Bunun üzerine, İstanbul 1. Sulh Ceza Mahkemesi'nin 29.5.2007 tarihli ve Muh. No:2006/1866 sayılı yazısı ile dava dosyası İstanbul Vergi Mahkemesine gönderilmiştir.

İSTANBUL 7. VERGİ MAHKEMESİ; 12.7.2007 gün ve E: 2007/1744, K: 2007/1721 sayı ile, 2577 sayılı İdari Yargılama Usulü Kanunu'nda İdare veya Vergi Mahkemelerinde açılacak davalara ilişkin dilekçelerin verilebileceği yerler sayıldığından, adli yargı yerlerinde görevsizlik kararı verilmesi üzerine 3. madde uyarınca idare ve vergi mahkemelerine hitaben yazılmış usulüne uygun bir dilekçenin, anılan Kanunun 9. maddede öngörülen sürede 4. maddede sayılan yerlere verilmesi suretiyle davanın açılmasının gerektiği; bunun dışında, görevsizlik kararı veren adli mahkeme tarafından, dosyanın görevli idare veya vergi mahkemesine gönderilmesi şeklinde bir dava açma usulünün mevzuatta yer almadığı; dolayısıyla adli yargı yerince görevsizlik kararı verildikten sonra dava dosyası gönderilmekle idari yargı yerinde dava açılmış sayılayacağı; açıklanan nedenlerle, dosya esas kaydının kapatılıp, dava dosyasının İstanbul 1. Ağır Ceza Mahkemesi'ne gönderilmesine, kararın davacıya tebliğine, dosyanın İstanbul 1. Ağır Ceza Mahkemesi'ne gönderilmesi için Fatih 1. Sulh Ceza Mahkemesi'ne gönderilmesine karar vermiştir.

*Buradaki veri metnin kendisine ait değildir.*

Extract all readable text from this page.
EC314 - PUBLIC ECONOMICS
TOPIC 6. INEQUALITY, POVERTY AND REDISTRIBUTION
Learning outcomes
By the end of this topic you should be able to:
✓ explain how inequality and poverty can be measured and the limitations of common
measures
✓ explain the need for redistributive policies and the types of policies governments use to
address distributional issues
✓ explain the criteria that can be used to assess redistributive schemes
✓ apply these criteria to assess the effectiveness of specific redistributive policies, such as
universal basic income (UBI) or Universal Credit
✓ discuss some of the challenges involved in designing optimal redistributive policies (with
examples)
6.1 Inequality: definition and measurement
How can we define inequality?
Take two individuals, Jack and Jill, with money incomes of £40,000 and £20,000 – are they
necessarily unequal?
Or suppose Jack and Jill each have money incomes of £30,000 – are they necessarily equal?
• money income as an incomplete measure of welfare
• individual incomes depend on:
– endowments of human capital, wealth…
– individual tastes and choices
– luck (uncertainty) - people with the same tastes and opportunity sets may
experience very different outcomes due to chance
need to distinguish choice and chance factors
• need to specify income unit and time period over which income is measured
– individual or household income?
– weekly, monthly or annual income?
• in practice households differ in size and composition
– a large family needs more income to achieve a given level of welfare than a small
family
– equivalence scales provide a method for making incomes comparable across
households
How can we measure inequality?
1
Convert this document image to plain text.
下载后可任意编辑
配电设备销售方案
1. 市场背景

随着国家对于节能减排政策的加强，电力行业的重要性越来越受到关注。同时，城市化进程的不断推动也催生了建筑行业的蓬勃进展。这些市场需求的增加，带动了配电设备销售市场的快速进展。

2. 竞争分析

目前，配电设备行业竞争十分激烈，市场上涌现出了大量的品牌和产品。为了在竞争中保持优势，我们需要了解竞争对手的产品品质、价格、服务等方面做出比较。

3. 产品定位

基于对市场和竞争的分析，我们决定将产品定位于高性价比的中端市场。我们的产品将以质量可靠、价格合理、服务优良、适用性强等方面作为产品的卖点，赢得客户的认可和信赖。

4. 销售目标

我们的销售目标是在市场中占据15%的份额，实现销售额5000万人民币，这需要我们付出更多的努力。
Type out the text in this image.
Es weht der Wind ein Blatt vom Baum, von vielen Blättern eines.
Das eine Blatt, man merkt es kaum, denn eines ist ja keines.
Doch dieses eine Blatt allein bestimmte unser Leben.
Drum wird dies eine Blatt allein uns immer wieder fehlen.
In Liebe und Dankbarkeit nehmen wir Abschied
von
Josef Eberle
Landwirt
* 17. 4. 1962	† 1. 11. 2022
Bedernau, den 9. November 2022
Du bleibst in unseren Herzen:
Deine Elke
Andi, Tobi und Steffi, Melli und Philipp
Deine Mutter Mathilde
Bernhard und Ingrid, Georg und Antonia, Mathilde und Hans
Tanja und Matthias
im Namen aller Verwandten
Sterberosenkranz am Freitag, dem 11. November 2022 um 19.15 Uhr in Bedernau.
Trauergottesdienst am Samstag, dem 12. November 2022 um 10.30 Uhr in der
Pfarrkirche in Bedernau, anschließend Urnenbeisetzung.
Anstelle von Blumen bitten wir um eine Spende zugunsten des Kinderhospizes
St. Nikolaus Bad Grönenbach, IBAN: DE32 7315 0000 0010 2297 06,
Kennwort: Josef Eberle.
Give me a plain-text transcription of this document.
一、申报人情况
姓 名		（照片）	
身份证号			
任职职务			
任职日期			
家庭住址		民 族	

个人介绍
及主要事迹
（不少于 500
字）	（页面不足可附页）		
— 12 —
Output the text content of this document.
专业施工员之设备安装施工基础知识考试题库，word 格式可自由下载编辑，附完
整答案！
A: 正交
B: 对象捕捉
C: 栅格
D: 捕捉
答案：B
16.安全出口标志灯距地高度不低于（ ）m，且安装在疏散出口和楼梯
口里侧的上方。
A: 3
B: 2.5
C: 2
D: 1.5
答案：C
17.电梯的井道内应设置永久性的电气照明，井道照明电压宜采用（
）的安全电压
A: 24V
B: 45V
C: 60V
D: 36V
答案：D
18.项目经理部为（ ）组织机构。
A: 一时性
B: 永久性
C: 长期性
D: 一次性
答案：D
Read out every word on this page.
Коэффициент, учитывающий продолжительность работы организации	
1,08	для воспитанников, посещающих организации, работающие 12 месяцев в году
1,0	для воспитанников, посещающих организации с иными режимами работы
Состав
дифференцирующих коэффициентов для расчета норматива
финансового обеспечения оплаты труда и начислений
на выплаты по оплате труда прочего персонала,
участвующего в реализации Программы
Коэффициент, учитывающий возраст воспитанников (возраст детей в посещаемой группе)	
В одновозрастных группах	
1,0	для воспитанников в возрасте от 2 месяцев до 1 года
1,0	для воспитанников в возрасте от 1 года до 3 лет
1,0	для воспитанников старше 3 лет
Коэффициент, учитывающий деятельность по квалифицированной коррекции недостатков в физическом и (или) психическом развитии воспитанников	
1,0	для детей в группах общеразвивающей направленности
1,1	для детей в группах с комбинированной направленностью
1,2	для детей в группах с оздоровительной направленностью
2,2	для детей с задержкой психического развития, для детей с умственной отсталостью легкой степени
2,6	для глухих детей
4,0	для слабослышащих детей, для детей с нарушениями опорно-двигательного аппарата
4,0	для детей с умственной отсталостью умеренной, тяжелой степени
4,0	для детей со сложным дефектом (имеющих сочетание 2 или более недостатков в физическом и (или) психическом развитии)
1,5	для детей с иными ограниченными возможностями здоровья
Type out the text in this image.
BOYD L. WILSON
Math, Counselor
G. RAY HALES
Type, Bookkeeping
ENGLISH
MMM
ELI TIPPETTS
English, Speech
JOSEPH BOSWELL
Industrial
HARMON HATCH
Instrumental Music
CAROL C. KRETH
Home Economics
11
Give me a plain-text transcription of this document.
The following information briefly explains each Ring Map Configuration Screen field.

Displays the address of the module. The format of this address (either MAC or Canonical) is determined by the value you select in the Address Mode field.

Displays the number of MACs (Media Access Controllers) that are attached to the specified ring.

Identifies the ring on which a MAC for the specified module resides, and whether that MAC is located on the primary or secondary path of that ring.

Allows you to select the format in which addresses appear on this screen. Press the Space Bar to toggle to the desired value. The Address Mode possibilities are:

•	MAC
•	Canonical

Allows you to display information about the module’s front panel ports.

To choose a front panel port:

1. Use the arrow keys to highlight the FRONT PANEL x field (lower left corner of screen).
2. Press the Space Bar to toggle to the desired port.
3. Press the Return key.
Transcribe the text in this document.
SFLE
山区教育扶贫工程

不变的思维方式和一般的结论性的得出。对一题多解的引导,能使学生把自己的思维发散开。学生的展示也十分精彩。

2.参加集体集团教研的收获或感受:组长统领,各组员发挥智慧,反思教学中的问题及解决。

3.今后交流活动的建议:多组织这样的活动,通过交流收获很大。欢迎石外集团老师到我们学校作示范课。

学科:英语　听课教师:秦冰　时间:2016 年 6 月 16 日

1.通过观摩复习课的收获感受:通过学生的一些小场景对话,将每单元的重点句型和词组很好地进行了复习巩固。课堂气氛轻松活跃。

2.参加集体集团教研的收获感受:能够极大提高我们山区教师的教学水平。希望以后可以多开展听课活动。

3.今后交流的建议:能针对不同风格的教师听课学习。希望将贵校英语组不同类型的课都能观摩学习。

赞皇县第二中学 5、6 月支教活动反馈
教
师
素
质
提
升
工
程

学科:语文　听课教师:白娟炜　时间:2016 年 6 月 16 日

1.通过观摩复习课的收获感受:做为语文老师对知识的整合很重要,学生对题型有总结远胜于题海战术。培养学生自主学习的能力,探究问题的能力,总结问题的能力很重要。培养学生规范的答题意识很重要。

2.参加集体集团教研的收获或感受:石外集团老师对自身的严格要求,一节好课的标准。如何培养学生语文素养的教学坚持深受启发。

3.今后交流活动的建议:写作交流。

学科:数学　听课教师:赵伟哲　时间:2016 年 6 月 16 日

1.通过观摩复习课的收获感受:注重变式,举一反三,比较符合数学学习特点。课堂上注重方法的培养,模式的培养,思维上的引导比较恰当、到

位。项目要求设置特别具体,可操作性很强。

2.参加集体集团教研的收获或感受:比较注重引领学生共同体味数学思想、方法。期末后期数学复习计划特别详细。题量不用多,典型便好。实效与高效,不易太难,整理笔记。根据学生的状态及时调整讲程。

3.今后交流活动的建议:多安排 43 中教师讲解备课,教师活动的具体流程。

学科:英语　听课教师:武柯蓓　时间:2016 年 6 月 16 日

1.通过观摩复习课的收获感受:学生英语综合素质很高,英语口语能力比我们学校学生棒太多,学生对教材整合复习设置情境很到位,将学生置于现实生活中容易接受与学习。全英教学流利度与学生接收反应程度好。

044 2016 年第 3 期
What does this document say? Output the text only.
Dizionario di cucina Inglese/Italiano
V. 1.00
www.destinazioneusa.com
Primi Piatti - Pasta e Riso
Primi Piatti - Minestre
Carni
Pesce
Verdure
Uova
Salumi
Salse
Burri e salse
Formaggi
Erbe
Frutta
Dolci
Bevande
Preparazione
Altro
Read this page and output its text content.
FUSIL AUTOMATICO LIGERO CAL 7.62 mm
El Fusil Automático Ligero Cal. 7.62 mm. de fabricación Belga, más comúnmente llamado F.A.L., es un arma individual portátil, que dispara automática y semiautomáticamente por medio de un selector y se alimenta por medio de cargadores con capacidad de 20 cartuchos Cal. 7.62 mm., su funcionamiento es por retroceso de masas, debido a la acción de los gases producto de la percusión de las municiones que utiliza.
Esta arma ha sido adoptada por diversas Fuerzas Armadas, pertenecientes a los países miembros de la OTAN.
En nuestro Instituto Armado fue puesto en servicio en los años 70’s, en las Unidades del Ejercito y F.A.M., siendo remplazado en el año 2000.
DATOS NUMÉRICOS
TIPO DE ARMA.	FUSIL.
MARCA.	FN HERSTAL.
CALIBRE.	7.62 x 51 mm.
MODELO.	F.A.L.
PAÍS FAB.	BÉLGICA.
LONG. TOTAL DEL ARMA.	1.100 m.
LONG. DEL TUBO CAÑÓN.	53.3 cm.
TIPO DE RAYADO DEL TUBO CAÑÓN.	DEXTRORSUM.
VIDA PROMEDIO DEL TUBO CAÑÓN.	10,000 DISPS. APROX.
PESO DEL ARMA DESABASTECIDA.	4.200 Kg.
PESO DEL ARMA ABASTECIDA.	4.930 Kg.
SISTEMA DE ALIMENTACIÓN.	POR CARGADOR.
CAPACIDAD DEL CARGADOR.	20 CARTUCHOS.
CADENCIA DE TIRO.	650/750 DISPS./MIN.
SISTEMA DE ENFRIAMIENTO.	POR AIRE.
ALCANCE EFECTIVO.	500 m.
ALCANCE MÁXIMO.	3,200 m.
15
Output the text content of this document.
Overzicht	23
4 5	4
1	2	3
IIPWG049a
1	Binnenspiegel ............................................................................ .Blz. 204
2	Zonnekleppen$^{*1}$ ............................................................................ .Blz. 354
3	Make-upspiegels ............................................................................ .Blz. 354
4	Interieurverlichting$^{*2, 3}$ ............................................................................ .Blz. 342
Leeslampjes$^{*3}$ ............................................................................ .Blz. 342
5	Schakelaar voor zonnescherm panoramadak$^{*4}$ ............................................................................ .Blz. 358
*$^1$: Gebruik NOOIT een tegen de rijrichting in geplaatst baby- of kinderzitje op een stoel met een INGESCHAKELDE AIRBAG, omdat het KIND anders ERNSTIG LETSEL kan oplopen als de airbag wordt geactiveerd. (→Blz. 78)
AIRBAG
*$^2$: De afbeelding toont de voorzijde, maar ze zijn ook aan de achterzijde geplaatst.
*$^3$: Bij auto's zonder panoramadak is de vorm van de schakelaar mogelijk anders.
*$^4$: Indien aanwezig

Sonuçta, dava dosyası İstanbul 1. Ağır Ceza Mahkemesince; 13.2.2008 gün ve 2007/438 Müt. sayı ile yazı ekinde ve “doğan uyuşmazlığın halli için” Uyuşmazlık Mahkemesi’ne gönderilmiştir.

İNCELEME VE GEREKÇE:

Uyuşmazlık Mahkemesi Hukuk Bölümü’nün, Ahmet AKYALÇIN’ın Başkanlığında, Üyeler: Mustafa KICALIOĞLU, Mahmut BİLGEN, Habibe ÜNAL, O.Cem ERBÜK, Serdar AKSOY ve Muhittin KARATOPRAK’ın katılımlarıyla yapılan 07.07.2008 günlü toplantısında; Hâkim-Raportör Taşkın ÇELİK’in 2247 sayılı Yasa’da öngörülen koşulları taşımayan başvurunun reddi gerektiği yolundaki raporu ve dosyadaki belgeler okunduktan; ilgili Başsavcılarca görevlendirilen Yargıtay Cumhuriyet Savcısı Ayla SONGÖR ile Danıştay Savcısı Gülen AYDINOĞLU’nun, başvurunun reddi gerektiğine ilişkin sözlü açıklamaları da dinlendikten sonra GEREĞİ GÖRÜŞÜLÜP DÜŞÜNÜLDÜ:

Uyuşmazlık Mahkemesi Genel Kurulunun 13.10.1988 tarih ve 19958 sayılı Resmi Gazetede yayımlanan 11.7.1988 günlü, E:1988/1, K:1988/1 sayılı “ Ceza uygulamasına ilişkin idari kararlar nedeniyle açılan davalarla ilgili görev uyuşmazlıklarının Uyuşmazlık Mahkemesinin Hukuk Bölümünde görüşülüp çözümlenmesi gerektiği hakkında” ilke kararında da ifade olunduğu üzere, kanunun öngördüğü bir ceza idarenin bir organı eliyle uygulanabiliyorsa bu genel ceza hukukunun değil, idare hukukunun bir müeyyidesidir. Bu tür cezalar, uygulama alanı itibariyle, idarenin kamu düzeninin sağlanması ve korunması görev ve yükümlülüğünün yerine getirilmesi amacına yönelik bir hukuki müeyyide niteliğini taşımakta olup; idari ceza uygulaması, konusu olan suçun niteliği, uygulayan merci ve uygulanan usul ile hukuki sonuçları itibariyle adli ceza uygulamasından farklılık göstermekte ve hukuki müeyyideler, esasen gerçek anlamda bir ceza sayılmamaktadırlar.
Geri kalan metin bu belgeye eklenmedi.